Delivering the posts with centimetre precision was essential as the divers were working in murky waters with little visibility and, in some cases, at night. “I’m also very impressed that the crane can be dismantled in 15 minutes and then swiftly moved to another position on site,” says Andritter.
Jürgen Peters plans and is responsible for major crane projects at Nolte. He had a heavy-duty crane at his disposal alongside the mobile construction crane.
“We needed our Liebherr LG 1750 lattice tower crane to lift the flood protection gate wings, weighing up to 65 tonnes, off their hinges,” he says. “The MK was responsible for the construction and dismantling of the gates and supplied the 13 metre-deep construction site chambers with everything that was needed.”
Chris Kubinski and Manuel Krüger used their MK 88 Plus to lift pumps, generators, scaffolding parts, tools and even cherry pickers down to the engineers and labourers working in the emptied barrage chambers.
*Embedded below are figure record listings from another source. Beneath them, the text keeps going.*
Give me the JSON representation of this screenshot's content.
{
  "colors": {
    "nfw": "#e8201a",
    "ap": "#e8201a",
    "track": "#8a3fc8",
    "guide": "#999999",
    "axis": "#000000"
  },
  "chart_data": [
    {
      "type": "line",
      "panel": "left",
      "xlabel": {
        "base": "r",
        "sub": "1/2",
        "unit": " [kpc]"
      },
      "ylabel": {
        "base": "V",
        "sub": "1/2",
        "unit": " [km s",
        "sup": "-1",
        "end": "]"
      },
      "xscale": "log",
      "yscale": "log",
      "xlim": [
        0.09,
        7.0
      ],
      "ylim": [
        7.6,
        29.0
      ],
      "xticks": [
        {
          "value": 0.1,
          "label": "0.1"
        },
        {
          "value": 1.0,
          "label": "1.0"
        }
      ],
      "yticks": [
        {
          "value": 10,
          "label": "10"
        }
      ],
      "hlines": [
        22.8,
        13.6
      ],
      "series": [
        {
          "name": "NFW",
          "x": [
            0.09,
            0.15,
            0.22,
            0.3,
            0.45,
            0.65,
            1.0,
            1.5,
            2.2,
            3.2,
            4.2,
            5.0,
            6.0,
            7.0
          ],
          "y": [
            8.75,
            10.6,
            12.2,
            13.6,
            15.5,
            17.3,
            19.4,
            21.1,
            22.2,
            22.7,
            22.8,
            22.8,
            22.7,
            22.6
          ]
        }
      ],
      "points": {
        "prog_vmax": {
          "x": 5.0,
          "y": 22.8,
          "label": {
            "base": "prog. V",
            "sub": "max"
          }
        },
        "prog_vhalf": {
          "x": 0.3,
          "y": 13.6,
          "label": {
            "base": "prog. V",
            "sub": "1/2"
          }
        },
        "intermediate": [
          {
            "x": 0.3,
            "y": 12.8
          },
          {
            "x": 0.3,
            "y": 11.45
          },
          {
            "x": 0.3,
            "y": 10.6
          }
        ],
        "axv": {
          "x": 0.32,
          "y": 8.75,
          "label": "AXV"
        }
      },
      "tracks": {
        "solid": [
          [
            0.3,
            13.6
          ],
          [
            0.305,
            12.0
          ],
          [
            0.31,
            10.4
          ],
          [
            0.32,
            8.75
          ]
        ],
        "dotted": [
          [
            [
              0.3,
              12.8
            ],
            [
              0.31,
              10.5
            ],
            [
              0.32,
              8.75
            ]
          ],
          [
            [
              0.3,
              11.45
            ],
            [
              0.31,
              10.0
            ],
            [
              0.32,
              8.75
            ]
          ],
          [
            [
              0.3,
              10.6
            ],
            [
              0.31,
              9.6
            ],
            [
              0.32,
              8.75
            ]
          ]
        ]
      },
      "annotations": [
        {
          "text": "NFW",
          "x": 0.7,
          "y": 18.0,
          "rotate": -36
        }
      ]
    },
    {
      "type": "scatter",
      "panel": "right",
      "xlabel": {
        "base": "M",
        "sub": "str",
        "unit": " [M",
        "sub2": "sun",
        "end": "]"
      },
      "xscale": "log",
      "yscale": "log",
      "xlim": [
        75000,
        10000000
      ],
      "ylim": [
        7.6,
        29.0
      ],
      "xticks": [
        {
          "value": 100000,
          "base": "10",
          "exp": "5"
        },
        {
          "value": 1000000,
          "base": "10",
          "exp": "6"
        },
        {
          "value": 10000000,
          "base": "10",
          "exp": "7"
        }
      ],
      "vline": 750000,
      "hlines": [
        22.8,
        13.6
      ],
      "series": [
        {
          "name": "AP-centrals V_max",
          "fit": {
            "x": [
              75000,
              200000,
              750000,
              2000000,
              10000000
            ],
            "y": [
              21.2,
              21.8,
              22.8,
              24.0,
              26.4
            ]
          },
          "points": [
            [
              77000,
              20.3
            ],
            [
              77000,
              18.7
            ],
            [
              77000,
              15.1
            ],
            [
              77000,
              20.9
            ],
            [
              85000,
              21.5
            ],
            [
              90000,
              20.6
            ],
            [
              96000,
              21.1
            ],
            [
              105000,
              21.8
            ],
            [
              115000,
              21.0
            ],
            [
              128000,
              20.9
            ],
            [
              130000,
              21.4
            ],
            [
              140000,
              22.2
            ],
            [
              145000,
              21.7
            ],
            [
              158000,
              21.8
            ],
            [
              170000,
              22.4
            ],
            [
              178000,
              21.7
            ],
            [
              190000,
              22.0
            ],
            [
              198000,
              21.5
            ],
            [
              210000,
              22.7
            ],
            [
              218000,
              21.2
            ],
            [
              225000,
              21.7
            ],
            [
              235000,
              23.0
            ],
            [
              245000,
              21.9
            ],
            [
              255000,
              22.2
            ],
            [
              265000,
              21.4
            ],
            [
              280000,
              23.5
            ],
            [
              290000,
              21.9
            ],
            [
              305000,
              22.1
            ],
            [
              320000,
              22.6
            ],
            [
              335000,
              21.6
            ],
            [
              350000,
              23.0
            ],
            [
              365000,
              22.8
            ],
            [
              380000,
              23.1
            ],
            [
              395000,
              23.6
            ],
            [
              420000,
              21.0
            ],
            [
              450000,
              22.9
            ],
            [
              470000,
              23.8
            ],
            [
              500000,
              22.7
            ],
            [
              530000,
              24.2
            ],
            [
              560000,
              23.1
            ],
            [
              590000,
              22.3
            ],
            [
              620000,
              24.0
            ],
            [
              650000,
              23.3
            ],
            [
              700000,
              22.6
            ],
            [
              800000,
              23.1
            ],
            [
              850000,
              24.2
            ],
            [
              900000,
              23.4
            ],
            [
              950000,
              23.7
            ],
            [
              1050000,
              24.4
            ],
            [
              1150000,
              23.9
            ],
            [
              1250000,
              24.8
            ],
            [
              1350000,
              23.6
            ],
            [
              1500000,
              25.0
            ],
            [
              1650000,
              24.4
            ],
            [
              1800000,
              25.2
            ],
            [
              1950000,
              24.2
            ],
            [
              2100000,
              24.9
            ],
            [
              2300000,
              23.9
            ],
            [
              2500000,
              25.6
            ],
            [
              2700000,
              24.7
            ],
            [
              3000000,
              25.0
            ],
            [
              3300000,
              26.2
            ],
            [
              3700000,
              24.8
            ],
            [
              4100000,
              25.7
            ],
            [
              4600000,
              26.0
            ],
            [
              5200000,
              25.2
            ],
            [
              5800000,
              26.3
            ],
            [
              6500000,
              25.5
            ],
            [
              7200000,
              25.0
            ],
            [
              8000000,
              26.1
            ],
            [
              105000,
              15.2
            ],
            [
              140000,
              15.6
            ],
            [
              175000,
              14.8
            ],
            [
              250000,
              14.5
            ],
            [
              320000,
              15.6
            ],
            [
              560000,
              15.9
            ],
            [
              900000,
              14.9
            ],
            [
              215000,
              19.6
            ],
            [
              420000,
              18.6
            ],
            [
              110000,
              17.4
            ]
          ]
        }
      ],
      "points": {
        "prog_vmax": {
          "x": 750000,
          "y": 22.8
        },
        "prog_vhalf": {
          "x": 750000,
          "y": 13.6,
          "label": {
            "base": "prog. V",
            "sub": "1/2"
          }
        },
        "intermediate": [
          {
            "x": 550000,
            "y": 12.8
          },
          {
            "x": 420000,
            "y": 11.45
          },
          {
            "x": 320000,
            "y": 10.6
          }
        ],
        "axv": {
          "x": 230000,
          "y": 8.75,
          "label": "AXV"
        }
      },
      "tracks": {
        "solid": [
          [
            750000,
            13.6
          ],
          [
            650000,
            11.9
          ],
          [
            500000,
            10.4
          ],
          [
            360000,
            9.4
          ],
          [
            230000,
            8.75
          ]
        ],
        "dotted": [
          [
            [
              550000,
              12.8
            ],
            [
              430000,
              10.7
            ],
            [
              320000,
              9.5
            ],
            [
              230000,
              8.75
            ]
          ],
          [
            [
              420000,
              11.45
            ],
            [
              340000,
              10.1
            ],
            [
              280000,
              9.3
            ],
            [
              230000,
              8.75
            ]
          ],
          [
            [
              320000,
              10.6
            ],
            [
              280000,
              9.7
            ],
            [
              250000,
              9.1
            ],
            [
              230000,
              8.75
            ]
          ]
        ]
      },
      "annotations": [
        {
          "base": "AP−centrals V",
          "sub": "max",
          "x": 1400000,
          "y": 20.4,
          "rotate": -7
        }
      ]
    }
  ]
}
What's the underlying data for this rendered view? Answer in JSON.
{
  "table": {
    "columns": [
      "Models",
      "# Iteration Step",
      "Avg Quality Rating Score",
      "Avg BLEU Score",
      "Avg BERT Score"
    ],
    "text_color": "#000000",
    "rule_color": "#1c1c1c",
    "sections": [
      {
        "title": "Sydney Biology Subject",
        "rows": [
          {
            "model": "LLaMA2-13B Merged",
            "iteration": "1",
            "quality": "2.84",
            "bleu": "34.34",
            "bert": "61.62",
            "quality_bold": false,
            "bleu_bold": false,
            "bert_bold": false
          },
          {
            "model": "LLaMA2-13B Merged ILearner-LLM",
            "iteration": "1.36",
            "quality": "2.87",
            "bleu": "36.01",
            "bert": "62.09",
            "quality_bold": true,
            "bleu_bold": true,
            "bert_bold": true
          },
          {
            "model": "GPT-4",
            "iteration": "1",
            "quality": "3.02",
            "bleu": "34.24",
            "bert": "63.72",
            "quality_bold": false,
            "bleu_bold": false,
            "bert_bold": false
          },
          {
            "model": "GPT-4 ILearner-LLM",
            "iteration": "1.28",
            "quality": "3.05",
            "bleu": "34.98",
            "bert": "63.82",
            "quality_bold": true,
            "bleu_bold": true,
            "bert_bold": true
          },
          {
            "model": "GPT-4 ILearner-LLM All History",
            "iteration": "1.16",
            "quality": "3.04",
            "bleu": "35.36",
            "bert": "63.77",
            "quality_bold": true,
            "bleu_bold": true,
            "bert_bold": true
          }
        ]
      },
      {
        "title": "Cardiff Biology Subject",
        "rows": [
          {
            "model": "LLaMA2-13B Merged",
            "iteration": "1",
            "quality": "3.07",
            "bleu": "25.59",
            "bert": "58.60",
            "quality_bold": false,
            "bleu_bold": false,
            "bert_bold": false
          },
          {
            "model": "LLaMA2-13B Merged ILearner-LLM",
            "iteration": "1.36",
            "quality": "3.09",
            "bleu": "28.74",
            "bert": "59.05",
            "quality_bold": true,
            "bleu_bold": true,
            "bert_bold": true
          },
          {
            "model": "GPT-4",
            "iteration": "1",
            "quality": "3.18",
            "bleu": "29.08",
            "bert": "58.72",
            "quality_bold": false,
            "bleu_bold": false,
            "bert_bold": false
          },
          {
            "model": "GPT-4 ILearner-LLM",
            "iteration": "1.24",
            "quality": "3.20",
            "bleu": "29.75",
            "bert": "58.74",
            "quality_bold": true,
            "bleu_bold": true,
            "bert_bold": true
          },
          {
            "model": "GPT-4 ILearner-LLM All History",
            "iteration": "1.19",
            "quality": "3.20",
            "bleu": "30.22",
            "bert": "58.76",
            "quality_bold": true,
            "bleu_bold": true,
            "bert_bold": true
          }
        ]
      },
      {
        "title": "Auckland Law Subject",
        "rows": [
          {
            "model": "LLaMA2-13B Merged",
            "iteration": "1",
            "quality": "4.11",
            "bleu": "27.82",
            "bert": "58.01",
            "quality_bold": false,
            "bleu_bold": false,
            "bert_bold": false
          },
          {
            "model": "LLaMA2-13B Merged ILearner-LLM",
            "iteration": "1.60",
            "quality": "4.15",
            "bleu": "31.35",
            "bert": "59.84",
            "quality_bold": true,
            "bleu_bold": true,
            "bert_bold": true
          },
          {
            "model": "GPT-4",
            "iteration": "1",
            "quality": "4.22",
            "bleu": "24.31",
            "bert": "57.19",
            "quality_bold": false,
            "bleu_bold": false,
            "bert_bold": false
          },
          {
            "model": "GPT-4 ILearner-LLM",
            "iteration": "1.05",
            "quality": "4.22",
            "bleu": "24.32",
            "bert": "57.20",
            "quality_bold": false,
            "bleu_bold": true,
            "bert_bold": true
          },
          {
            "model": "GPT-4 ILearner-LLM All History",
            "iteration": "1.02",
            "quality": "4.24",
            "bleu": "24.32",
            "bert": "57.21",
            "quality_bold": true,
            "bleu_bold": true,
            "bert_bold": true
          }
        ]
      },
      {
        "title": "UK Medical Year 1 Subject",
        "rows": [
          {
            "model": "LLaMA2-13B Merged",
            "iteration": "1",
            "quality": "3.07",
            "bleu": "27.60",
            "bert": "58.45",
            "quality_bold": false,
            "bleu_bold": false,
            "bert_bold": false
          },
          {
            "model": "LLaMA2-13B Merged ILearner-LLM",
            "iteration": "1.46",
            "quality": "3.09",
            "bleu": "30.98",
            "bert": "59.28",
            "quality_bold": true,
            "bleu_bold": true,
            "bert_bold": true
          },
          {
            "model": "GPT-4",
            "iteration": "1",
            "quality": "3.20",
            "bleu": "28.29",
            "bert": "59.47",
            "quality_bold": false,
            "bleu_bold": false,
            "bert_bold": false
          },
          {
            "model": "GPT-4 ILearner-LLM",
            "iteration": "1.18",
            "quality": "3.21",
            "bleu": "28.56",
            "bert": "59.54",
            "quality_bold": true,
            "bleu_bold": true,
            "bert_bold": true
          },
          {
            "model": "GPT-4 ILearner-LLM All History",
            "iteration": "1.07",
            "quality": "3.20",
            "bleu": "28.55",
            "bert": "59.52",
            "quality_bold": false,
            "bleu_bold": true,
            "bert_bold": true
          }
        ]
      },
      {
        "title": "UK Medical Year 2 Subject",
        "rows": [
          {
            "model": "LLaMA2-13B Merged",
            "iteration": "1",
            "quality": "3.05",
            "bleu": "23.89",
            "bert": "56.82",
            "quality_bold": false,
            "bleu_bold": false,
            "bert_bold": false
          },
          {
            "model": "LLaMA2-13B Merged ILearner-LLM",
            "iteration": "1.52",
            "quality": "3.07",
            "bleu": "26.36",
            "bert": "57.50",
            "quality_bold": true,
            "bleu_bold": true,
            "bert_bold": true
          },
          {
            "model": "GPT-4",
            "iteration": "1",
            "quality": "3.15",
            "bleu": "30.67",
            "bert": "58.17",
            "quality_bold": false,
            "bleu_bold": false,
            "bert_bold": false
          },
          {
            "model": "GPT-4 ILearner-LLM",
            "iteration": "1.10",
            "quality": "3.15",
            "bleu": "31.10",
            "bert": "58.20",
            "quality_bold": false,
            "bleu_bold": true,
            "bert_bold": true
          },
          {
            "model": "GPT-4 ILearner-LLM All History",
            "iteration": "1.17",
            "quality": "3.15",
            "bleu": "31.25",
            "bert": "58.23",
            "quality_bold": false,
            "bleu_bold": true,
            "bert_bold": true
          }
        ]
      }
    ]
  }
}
The two experienced crane operators worked in shifts aboard the modern crane cabin.
Height-adjustable elevating cab
“We were able to reach and do everything with the 45-metre jib from just two positions,” says Chris Kubinski. “Projecting edges aren’t a problem any more and it’s much easier to keep the safety distance required when working near power lines.”
But what excites him most is being able to move his loads safely from within the crane cabin, which can be positioned at hook height to provide a clear view of the action.
He also likes the option of operating the crane via radio remote control. “It’s particularly ideal for assembling glass roofing or façades as I can stand right next to the fitters. Sometimes it’s all down to millimetre precision,” Kubinski says.
From Nolte Auto-Krane’s location in Hannover, Peters supplies construction sites all over Germany with some 30 Liebherr machines. His four mobile construction cranes – three MK 88s and one MK 140 – are always in use.
Ultimately, the 2.2 million Euro barrage project was completed faster than planned, and the passage to Husum harbour was reopened for skippers and boat owners four days earlier than planned.